There are plenty of good reasons to oppose mega-mergers. “Trump hates CNN” isn't one of them.

Sarah Wasko / Media Matters

UPDATE 11/20: CNN's Brian Stelter and several others are reporting that the Justice Department will file a lawsuit to block AT&T's takeover of Time Warner.

Did President Donald Trump torpedo AT&T’s purchase of Time Warner as part of an ongoing feud with Time Warner subsidiary CNN? At this point, it almost doesn’t matter. The fact that the question can be raised shows that the damage to the press and to the political system has already been done.

Announced just over a year ago, the $85.4 billion deal would create a media and telecommunications goliath, marrying Time Warner’s film and television studio and popular cable TV offerings including HBO to AT&T’s massive holdings in satellite television, telephone, cellular, and broadband. The resulting company would be larger than Disney or Comcast Corp.

If, that is, the deal goes through.

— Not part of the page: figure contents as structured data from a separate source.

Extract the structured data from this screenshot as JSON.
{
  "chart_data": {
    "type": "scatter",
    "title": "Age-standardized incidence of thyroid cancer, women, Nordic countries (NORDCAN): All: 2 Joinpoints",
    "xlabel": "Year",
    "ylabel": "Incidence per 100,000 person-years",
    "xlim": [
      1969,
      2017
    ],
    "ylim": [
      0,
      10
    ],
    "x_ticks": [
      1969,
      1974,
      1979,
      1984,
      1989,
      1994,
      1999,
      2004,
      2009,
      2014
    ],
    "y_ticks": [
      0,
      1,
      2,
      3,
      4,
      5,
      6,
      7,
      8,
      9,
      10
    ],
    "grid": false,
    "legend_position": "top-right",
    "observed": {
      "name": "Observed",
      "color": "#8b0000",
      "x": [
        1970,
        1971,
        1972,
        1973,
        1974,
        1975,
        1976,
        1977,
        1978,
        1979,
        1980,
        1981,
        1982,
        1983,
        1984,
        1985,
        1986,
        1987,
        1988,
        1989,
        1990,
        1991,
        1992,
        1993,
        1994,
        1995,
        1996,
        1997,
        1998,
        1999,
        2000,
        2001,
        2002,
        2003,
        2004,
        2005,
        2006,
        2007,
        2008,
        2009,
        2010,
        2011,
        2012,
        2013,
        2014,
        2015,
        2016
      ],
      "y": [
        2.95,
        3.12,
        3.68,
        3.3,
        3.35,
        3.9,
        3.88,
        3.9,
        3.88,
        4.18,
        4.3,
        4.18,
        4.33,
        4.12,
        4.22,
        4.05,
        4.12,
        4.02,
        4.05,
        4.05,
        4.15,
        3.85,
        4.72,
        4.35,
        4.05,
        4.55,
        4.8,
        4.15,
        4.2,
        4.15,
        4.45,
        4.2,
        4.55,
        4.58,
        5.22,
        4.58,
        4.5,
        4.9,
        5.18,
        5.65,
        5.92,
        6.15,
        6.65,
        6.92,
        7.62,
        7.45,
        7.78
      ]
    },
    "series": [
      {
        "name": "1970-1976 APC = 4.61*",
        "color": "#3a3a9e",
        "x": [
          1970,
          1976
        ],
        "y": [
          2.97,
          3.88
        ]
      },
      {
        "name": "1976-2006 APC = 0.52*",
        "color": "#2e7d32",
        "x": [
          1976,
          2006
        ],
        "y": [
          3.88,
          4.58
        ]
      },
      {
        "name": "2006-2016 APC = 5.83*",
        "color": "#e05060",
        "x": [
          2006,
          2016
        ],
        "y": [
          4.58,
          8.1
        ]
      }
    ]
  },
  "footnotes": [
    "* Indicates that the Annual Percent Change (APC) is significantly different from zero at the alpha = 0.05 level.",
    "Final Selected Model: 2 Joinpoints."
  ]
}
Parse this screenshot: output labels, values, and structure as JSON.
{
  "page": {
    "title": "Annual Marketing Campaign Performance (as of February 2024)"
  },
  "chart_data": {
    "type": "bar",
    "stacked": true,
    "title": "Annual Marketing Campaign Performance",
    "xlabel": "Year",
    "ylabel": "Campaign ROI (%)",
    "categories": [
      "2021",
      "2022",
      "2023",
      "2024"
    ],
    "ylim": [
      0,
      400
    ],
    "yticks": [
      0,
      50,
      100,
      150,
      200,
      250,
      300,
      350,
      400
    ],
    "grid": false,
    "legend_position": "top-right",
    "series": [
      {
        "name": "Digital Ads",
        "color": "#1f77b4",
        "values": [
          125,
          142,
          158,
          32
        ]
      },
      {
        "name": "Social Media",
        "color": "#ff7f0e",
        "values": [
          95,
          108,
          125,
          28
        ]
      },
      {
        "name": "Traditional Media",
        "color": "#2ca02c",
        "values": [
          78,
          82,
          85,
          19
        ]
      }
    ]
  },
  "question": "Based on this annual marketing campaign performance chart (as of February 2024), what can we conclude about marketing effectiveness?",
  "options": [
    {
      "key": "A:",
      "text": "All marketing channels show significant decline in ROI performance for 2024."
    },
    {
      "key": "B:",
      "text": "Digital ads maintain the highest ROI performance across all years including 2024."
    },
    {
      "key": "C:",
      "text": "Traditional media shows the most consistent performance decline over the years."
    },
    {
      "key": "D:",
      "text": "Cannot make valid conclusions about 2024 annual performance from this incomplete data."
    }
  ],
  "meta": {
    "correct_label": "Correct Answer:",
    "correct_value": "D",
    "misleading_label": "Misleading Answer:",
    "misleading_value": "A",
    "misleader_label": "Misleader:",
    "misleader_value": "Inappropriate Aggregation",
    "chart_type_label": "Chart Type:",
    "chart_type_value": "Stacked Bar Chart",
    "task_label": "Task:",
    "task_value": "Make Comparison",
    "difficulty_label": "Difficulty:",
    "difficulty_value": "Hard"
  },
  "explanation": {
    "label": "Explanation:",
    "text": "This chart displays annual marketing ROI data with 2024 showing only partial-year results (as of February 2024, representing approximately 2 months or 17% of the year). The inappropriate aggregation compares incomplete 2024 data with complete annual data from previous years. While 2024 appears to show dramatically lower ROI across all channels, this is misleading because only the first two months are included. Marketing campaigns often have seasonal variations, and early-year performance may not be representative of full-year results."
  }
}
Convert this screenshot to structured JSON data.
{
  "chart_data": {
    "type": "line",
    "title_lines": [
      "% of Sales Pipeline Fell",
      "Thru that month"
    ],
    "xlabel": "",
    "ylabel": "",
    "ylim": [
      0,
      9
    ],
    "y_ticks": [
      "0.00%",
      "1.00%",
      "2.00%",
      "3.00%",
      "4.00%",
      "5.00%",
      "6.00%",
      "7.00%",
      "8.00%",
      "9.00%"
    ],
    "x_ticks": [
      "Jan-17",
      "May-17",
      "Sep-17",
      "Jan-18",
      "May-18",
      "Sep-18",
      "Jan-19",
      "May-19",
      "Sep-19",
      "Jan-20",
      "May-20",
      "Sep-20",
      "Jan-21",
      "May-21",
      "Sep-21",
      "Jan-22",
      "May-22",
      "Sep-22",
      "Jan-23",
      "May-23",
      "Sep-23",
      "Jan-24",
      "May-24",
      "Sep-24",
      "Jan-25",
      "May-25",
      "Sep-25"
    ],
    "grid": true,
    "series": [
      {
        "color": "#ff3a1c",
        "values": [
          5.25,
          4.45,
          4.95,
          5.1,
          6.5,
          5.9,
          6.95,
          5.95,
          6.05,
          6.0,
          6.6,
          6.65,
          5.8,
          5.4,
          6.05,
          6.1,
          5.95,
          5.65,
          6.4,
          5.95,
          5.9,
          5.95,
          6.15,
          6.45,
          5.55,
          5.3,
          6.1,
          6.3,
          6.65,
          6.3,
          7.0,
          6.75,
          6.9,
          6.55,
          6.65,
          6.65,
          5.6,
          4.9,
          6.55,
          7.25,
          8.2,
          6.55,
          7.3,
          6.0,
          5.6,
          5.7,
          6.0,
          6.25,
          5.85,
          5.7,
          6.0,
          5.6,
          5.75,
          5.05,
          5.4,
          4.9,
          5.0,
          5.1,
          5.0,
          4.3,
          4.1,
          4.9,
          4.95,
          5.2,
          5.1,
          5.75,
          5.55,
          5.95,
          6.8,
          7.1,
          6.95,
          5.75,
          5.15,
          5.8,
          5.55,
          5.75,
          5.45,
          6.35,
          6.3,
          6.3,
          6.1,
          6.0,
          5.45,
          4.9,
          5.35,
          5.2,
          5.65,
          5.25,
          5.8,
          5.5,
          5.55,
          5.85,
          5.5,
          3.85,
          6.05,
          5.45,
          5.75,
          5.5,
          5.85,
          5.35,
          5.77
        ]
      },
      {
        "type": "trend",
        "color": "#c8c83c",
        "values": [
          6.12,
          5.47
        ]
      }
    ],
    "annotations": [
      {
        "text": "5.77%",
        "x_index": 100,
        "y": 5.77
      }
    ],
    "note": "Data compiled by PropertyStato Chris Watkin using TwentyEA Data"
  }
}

This afternoon, several media outlets reported that the Justice Department is planning to block the merger on antitrust grounds, unless either Time Warner agrees to spin off Turner Broadcasting, the bundle of cable channels that includes CNN, or AT&T sells its satellite television subsidiary DirectTV.

The reported requirement has led some to question whether the Trump administration is retaliating against CNN for its critical coverage of the president.

Attacks on the press have been one of the clearest throughlines of Trump’s campaign and administration, and no outlet has been the subject of more vitriol than CNN. During a press conference in January, Trump shouted down correspondent Jim Acosta, yelling, “You are fake news!” He’s singled out the network and its journalists for vitriol, constantly attacking them for their tough reporting on his administration in interviews, at rallies, and on Twitter, often in particularly disturbing fashion. Trump aide and son-in-law Jared Kushner reportedly took those complaints about CNN to a top Time Warner executive earlier this year.

Trump is on the record opposing the deal; during an October 2016 rally, he specifically highlighted CNN’s inclusion while saying he would stop it if elected president “because it’s too much concentration of power.” The comments were unusual as Republicans generally support such acquisitions. In fact, Makan Delrahim, who Trump would later appoint to lead the DOJ’s antitrust unit, said in a television interview that month that he didn’t think the merger posed a “major antitrust problem.” Over the summer, The New York Times provided another clue as to why Trump opposed the deal, reporting that White House advisers had discussed the merger not simply as a legal question but as a “potential point of leverage over their adversary,” CNN.

I am not a lawyer, and have no expertise in whether or not there are legitimate reasons to halt the AT&T/Time Warner deal. According to reports, stopping the merger would defy precedent. But I’m generally disinclined to defend massive accumulations of corporate wealth and power.

Last year, media reform advocates like Free Press and the anti-monopoly expert Barry Lynn wrote to both presidential candidates urging them to scrutinize the takeover if elected, stating that the deal would provide little benefit to consumers and represents “a serious threat to the openness and competitiveness of our nation’s communications systems, hence to American democracy.”

Maybe the president played no role in the DOJ’s decision. Maybe the DOJ’s antitrust division just took that letter to heart. Maybe they’re tapping the breaks on the merger for legitimate reasons. Maybe they’re really worried about how, in the words of the activists’ letter, “the recent history of media concentration is littered with broken promises and higher prices for customers.” It’s possible.

But the fact that the action comes after years of the president’s attacks on CNN, and his recent exhortations for the DOJ to act against his political enemies, render the action suspect and raise serious questions about its legitimacy. And that in itself is incredibly damaging to both the political system and the media environment.

As the Cato Institute’s Julian Sanchez notes, even if the DOJ’s decision had nothing to do with the president’s feud with CNN, it cannot help but create a “chilling effect” on other media outlets. Other multinational corporations with media divisions may now try to restrain their journalists lest they run afoul of government action in the future as well.

This is the sort of systemic corruption that authoritarians create by wielding the power of the state against their political enemies. In the end, businessmen can only be successful by agreeing to yield to the leader, and thereby receiving favorable treatment from regulators while their rivals are destroyed.

“Trump is not going to crush the free media in one fell swoop,”’s Matt Yglesias warned shortly after Trump’s election. “But big corporate media does face enough regulatory matters that even a single exemplary case would suffice to induce large-scale self-censorship. AT&T, for example, is currently seeking permission from antitrust authorities to buy Time Warner  — permission that Time Warner executives might plausible fear is contingent on Trump believing that CNN has covered him ‘fairly.’”

A year later, Trump’s bureaucracy is moving against one of the media companies he hates the most. And he has poisoned the well so completely that it’s impossible to view the deal without focusing on that reality.